The unending feuds over KPLC meter supply deals 

Prepaid electricity meters at a building in Mombasa

Prepaid electricity meters at a building in Mombasa. The High Court this week stopped Kenya Power from going ahead with its Sh22 billion tender for the supply of smart meters, hitting the utility with the latest blow in its fresh attempt to purchase the crucial gadgets that have run out of supply.

Photo credit: Kevin Odit | Nation Media Group

The High Court this week stopped Kenya Power from going ahead with its Sh22 billion tender for the supply of smart meters, hitting the utility with the latest blow in its fresh attempt to purchase the crucial gadgets that have run out of supply.

The tenders issued by the company for the supply of meters are lucrative, and just like those issued for the supply of other key gadgets, equipment, and materials such as transformers, cables, and poles, are fought for tooth and nail by both local firms and multinationals.

The latest tender in question was issued by the utility in February this year for the supply of some 736,697 electricity meters over the next two years in six slots.

The tender was restricted to local manufacturers.

Kenya Power thereafter issued notifications of intention to award the tender to four local firms including Inhemeter Africa Company Ltd, Smart Meter Technology Ltd, Yocan Group Ltd, and Magnate Ventures Ltd.

Benedict Kabugi Ndung’u moved to court last week arguing that the tender’s eligibility criteria were watered down to include local assemblers of meters and not manufacturers as earlier advertised, through six addenda, a fact that changed the substance of the original tender document.

In his suit, Mr Kabugi said the entire process leading to the award was marred by procedural and substantive irregularities including breach of several sections of the Public Procurement and Asset Disposal Act.

This week, Justice John Chigiti certified the petition as urgent and directed the power utility company not to sign any agreement with winners in a twist that is set to delay the purchase of the meters.

“The leave so granted do operate as a stay of implementation of any decision arising from the notification of intention to award dated 2nd May 2023 including but not limited to actual tender award, signing of the procurement contract, execution and/or performance of procurement contract…,” said the judge.

Interestingly, three of the four local firms that the company has issued notifications in the latest tender – Inhemeter, Magnate, and Smart Meter Technology – were part of a quartet of firms that lost a bid for the cancellation of a Sh2 billion meters tender last year.

The Public Procurement Administrative Review Board (PPARB) in June last year dismissed the application filed by the three firms and Shenzhen Star Instrument Company Ltd.

Foreign firms "favoured" 

The companies had complained that Kenya Power locked them out of the tender by placing restrictions that favour foreign firms.

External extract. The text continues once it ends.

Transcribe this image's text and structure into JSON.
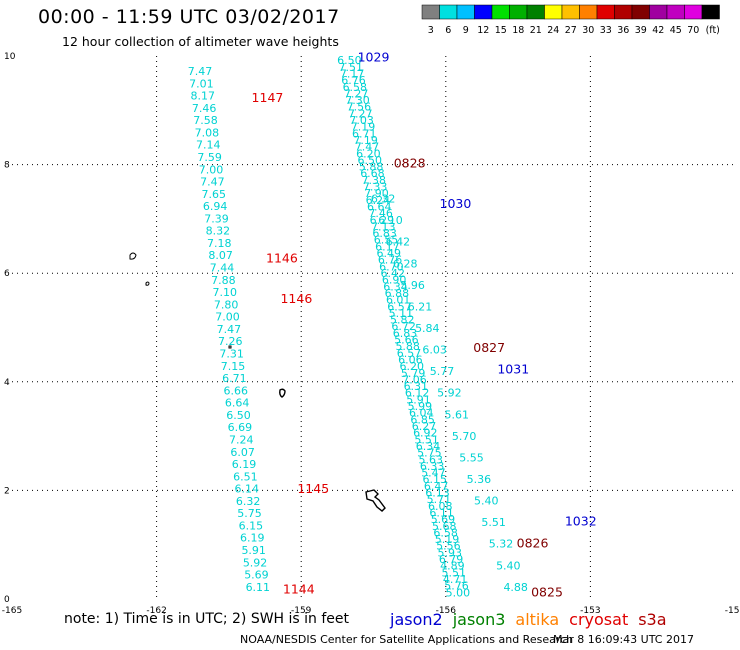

One of the requirements was for bidders to have at least 10 years of manufacturing experience and have supplied power utility companies to at least three continents in either Europe, North America, Africa, Asia, or South America.

PPARB, however, dismissed the application stating that the companies moved to the board late and that the local manufacturers were aware of the tender early enough but moved to challenge the decision late.

Even as the latest court battle rages, Kenya Power has been battling a severe shortage of meters, which has frustrated thousands of customers who are seeking new meters to replace their faulty or stolen ones.

The utility has in recent months struggled to keep up with the demand for meters as it rapidly connects more customers to the grid forcing new customers to wait longer to get meters.

The company in December for the first time crossed the 9 million customer mark as it races to achieve universal electricity coverage within the next decade.

The shortage of electronic gadgets last year forced the utility to go after landlords and homeowners to repossess their idle meters that had not been used for six months so that the meters could be sold to other customers. 

“As part of its normal business operations, Kenya Power is continuously reviewing its customer and asset database to identify ways of optimising its resources. One of the outcomes of this process is the recovery of meters that have been inactive for six months, which we re-allocate to active customers to ensure that the business makes a return on all its assets,” said Kenya Power last year.

Kenya Power has, however, managed to purchase thousands of new meters this year thanks to the PPARB decision that enabled the company to tender for the meters last year.

The utility last year awarded Chinese firm Hexing Electricals Ltd of Hangzhou a contract to supply some 250,000 single-phase meters to address the shortage of critical gadgets.